With about 80% of people affected by familial hypercholesterolaemia currently undiagnosed, improving detection of this life-limiting condition should be a public health priority.3, 5 The current study underlines the poor predictive accuracy of using very elevated cholesterol concentrations alone for case finding in the general population. Other recommended approaches, such as additional use of family history of premature coronary heart disease based on Simon Broome criteria, identify too many people as having possible familial hypercholesterolaemia who will not have the condition. Internationally, use of specialist DLCN or MEDPED criteria are recommended.11, 12 However, the current study and our previous study show FAMCAT has better predictive accuracy for clinical case finding than any of these approaches, and in very large primary care populations.

In the UK, FAMCAT has become an automated tool for case finding of possible familial hypercholesterolaemia in primary care records and is being updated to reflect improvements in accuracy from using continuous lipid measurements and inclusion of personal history of premature myocardial infarction. Full release of the regression coefficients and variable code definitions will allow researchers to independently implement the algorithm within their own respective populations.

Using routine search of electronic health records, FAMCAT can be applied in real time to all adult patients registered to a general practice or clinic who have had their cholesterol measured previously. Adult patients who have a high FAMCAT probability of having familial hypercholesterolaemia can be referred for specialist assessment (see clinical examples in appendix p 4). Subsequent lipid specialist assessment of cases identified by this approach is required for diagnostic confirmation, which might also include genetic testing and screening of relatives. Once the index case is identified with familial hypercholesterolaemia, lipid therapies can be appropriately optimised (high-potency statins), and cholesterol testing and cascade screening of unidentified relatives can occur, an approach that has been shown to be cost-effective.

Systematically searching electronic health records with information technology tools that identify patients at high risk could complement current opportunistic practice.
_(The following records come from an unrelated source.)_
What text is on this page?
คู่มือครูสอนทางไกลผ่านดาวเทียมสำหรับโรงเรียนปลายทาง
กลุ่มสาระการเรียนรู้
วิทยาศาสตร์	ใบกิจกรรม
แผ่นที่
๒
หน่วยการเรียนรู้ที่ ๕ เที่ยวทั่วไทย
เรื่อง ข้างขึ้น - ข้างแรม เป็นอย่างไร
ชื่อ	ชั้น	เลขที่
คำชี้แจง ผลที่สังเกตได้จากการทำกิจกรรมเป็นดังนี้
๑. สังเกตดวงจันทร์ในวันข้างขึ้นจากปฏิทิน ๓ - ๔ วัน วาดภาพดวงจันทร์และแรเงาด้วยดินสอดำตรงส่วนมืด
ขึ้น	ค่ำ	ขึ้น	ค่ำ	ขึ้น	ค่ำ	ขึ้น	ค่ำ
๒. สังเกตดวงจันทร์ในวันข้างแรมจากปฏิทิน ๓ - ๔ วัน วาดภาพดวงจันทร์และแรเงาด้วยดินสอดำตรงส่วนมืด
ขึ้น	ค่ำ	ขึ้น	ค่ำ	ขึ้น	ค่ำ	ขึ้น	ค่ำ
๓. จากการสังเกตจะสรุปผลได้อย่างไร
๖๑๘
Other promising methods of screening for familial hypercholesterolaemia in primary care include screening children with elevated cholesterol for familial hypercholesterolaemia and cascade testing parents. These approaches, along with FAMCAT, could potentially greatly enhance familial hypercholesterolaemia identification in the community. Our further research is prospectively evaluating whether FAMCAT improves familial hypercholesterolaemia detection rates confirmed by genetic testing and determining the cost-effectiveness of FAMCAT.

In conclusion, when applied to a large independent cohort of patients, the FAMCAT algorithm performs well and with greater accuracy than currently recommended approaches to identify familial hypercholesterolaemia in primary care. FAMCAT has great potential to improve case finding for familial hypercholesterolaemia and enhance detection of undiagnosed familial hypercholesterolaemia in the general population.